The Bonito City Tragedy is the latest in a long series of books - originally from NBM, and then, over the last decade, self-published - from Rick Geary, in a small format and telling the story of a famous historical crime. Most of those crimes, I think all of them, have been murders. The publisher-backed series were "A Treasury of Victorian Murder" and "A Treasury of XXth Century Murder" (he switched centuries about seven years after the world did, one century delayed), with nine books in the first batch and seven in the second.

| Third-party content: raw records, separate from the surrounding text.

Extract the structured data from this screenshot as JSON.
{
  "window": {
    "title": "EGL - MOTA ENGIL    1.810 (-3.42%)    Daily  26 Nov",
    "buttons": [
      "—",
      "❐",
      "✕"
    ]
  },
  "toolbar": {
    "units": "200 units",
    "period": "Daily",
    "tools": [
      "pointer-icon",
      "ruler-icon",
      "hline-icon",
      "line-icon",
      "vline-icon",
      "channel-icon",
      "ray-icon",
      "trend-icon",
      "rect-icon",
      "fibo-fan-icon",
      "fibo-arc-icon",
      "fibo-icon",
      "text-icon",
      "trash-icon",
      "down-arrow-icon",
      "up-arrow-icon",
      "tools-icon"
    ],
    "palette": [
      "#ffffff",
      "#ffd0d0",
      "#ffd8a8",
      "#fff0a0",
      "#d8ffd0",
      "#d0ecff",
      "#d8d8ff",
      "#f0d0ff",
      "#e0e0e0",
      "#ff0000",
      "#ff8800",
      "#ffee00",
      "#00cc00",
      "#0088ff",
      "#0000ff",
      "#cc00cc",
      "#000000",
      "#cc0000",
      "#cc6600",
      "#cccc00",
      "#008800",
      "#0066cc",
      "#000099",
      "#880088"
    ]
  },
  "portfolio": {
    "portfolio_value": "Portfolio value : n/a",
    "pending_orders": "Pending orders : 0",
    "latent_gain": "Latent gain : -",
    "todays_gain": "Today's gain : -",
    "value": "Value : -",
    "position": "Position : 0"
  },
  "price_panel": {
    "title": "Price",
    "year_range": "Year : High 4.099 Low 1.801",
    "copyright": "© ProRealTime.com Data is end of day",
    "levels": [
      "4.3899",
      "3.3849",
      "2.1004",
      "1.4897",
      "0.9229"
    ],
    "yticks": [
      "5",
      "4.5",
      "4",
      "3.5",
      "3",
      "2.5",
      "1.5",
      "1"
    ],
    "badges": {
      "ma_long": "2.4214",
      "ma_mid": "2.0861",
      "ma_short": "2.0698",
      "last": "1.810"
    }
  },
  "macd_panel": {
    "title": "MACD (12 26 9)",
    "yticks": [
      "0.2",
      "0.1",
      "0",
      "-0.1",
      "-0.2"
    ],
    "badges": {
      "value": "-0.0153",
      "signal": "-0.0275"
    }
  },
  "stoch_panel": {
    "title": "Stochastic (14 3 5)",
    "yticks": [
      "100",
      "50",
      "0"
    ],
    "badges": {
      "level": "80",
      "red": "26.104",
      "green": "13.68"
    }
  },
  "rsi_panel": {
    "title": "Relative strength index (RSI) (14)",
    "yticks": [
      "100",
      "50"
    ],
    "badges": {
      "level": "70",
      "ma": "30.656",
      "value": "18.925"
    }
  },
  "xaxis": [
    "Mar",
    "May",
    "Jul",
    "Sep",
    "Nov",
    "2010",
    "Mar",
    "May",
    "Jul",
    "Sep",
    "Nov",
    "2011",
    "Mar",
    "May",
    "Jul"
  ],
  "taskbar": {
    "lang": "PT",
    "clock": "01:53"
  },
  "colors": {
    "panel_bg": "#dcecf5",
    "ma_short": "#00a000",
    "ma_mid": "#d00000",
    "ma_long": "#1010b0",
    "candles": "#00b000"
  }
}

Since 2014, he's self-published a number of similar books: shorter, increasingly about local (to him) history, increasingly told as single large panels for each page. I don't know if this is a comprehensive list, but the books I've seen 2014 include The Elwell Enigma, The True Death of Billy the Kid, Murder at the Hollywood Hotel, The Story of the Lincoln County War, Chester & Grace: The Adirondack Murder, and The Wallace Mystery, which all fall into that general style. (Then there was Carrizozo: An Illustrated History, which is even more local history, but much less murder.)
Bonito City Tragedy tells the story of another multiple murder, in the small New Mexico town of the title - it's currently at the bottom of a man-made lake, but that was long afterward - in 1885, when a boarder got into a fight with his roommate and escalated from there. There's no mystery to this one, unlike the older books: this guy just killed a bunch of people, very obviously, and got the immediate consequences.
Geary's art is lovely as always, rippling precise lines of crisp black making the large pictures of outdoor recreation, carefully-depicted 19th century life, and, inevitably, brutal murder..
The earlier books are deeper and longer and have a lot more nuance - telling Lizzie Borden's story gave Geary more material to work with than Billy the Kid's, for example - but I suppose he's hit all of the obvious candidates long ago, and this is the kind of story he wants to do now. If you actually find Bonito City, it's another solid story of olden-day murder, well told by Geary.